En una edición en la que Lorde ha rechazado actuar al no poder hacerlo sola como los hombres nominados en su categoría.

La ceremonia de la 60 edición de los premios Grammy, que tuvo lugar la pasada noche en el Madison Square Garden de Nueva York, nos dejó más buen sabor de boca de lo habitual, además de alguna actuación memorable, aunque todavía está a años luz de reflejar la diversidad musical y cultural. Nos quedamos con que Kendrick Lamar se erigió como uno de los principales triunfadores, eso sí, sin recibir el galardón al mejor disco del año (que se lo llevó Bruno Mars, el claro vencedor, por 25K Magic,) pero alzándose gracias a su magistral DAMN. con un total de cinco premios de entre las siete nominaciones a las que optaba, e imponiéndose en todas las categorías de rap. Además, favoritos de esta casa como The National, The War On Drugs y LCD Soundystem también fueron premiados en las categorías de mejor disco alternativo (por Sleep Well Beast), mejor álbum de rock (por A Deeper Understanding) y mejor canción de baile (por ’Tonite’) respectivamente, y entre los laureados figuraron nombres como Childish Gambino, The Weeknd, Kraftwerk y, a modo de reconocimiento póstumo, Leonard Cohen.

Respecto a las actuaciones, destacó una poderosa apertura a cargo de Kendrick Lamar, que arrancó con ‘XXX.’ desplegando visualmente una enorme bandera norteamericana, bailarines militarizados, las palabras “Esto es una sátira de Kendrick Lamar” y una repentina aparición de Bono y the Edge de U2, y ofreció más adelante la arrolladora ‘DNA.’ y versos de ‘New Freezer’ y ‘King’s Dead’. Sobre los escenarios de la entrega de premios también aprovecharon su momento Lady Gaga y Mark Ronson, Childish Gambino con una arrebatadora ’Terrified’, Bruno Mars y la rapera en auge Cardi B con su nuevo tema ‘Finesse’, Daddy Yankee con Luis Fonsi abanderando el poder latino con ‘Despacito’ y DJ Khaled, Rihanna y Bryson Tiller colaborando en ‘Wild Thoughs’, además de SZA con ‘Broken Clocks’.
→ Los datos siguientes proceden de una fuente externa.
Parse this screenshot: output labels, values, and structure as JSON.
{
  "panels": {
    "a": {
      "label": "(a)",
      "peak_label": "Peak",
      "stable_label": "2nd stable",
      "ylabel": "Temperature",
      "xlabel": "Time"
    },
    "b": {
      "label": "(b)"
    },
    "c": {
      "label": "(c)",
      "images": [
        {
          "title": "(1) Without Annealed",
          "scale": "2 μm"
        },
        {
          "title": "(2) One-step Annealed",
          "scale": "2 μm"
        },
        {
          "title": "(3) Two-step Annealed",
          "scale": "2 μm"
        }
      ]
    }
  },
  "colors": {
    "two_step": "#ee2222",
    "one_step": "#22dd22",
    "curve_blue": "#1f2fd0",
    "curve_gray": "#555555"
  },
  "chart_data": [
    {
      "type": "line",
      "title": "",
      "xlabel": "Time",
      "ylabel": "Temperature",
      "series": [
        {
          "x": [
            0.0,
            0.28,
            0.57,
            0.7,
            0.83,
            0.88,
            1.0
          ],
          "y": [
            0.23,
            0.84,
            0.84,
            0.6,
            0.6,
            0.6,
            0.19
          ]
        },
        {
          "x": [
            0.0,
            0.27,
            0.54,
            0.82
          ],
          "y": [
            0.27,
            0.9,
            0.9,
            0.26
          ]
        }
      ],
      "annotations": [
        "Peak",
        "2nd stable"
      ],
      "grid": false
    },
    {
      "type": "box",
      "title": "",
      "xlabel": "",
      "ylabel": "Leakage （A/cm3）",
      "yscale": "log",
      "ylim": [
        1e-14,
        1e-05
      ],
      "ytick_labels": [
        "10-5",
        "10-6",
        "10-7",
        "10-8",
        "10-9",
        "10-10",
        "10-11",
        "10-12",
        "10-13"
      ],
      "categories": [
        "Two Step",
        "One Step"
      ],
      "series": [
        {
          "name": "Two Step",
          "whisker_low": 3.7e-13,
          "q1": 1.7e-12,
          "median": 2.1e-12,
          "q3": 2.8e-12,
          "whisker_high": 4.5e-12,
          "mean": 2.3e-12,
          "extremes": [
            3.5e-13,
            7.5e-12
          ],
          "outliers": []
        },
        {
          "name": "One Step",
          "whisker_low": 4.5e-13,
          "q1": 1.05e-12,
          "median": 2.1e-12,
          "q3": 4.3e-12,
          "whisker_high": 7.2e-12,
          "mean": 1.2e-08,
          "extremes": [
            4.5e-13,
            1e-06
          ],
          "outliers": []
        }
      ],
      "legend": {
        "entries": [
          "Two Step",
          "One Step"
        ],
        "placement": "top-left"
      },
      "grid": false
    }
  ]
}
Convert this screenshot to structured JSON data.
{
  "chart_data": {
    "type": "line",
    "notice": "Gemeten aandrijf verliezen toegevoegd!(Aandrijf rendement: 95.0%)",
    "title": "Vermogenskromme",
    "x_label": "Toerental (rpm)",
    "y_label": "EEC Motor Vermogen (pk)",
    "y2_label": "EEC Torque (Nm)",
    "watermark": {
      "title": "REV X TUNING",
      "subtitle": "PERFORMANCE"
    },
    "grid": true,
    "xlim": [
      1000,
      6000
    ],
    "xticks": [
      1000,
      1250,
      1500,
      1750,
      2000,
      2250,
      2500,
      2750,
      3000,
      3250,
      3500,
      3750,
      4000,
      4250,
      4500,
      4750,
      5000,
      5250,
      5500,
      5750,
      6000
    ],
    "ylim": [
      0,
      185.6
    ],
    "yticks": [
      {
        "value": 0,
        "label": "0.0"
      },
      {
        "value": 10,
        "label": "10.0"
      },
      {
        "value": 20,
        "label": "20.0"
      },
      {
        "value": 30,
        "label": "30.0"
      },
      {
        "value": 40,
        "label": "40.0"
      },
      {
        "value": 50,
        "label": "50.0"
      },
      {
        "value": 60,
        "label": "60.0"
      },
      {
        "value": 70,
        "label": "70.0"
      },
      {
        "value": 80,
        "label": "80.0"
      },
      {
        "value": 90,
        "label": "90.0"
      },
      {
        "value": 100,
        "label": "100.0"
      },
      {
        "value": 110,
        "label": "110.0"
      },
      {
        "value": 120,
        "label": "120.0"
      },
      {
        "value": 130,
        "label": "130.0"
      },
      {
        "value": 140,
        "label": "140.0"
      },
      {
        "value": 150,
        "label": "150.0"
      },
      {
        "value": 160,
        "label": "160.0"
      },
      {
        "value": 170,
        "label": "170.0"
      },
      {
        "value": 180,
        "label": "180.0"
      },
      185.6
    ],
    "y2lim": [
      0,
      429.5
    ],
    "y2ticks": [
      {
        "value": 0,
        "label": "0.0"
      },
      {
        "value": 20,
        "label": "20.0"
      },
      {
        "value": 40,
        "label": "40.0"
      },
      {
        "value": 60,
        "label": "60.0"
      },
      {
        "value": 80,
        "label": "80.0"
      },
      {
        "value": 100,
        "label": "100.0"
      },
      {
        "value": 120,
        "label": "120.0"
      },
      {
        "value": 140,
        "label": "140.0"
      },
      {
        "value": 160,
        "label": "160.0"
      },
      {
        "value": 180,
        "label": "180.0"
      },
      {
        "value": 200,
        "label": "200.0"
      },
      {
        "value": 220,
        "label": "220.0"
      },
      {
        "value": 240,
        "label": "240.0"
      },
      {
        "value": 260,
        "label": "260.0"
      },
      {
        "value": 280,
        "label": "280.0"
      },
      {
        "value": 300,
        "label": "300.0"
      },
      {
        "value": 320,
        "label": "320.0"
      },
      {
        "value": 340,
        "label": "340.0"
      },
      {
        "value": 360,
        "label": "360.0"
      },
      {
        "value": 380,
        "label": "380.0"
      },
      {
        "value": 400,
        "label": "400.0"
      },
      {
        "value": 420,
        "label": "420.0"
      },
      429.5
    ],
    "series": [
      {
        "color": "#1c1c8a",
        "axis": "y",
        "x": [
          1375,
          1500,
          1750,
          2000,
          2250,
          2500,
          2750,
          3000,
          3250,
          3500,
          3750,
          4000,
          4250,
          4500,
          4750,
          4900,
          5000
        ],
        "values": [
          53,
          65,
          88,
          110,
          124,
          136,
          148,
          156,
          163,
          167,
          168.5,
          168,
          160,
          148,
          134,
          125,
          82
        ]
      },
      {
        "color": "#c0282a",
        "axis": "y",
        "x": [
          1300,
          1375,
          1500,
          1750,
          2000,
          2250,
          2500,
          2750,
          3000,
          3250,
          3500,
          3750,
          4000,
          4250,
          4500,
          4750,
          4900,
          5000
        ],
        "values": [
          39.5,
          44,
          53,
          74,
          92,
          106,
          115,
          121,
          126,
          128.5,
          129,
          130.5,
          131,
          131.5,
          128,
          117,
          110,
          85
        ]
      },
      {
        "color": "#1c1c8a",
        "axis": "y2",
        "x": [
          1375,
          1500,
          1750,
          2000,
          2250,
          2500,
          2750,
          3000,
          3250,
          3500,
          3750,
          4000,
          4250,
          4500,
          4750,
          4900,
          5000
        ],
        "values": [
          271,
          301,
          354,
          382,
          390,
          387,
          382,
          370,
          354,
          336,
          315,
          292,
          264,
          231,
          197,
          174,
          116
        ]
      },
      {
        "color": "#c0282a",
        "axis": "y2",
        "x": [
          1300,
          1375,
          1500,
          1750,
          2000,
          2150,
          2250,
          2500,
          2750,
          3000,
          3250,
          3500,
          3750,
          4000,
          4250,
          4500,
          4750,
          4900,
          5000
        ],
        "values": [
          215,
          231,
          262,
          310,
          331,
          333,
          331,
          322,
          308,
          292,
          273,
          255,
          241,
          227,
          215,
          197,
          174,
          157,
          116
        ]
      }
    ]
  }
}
Una ausencia en directo destacada, sin embargo, fue la de Lorde, quien rechazó actuar en la gala y evitó la alfombra roja después de que a diferencia del resto de nominados a la categoría de disco del año (Kendrick Lamar, Childish Gambino, Bruno Mars y JAY-Z, todos ellos masculinos) no le propusieran actuar sola, sino simplemente en un homenaje grupal al recientemente fallecido Tom Petty. Curiosa respuesta la de Ken Ehrlich, productor del evento, al ser preguntado por el motivo de dicha decisión: “Es imposible que realmente podamos negociar con todo el mundo”. Sin embargo, la neozelandesa no falló a la hora de apoyar la iniciativa White Rose de los Grammys en apoyo al #MeToo, luciendo un poema feminista de la artista Jenny Holzer en la espalda de su vestido rojo. Así rezaba: “Los viejos y corruptos deben ser desechados antes de que los justos puedan triunfar”.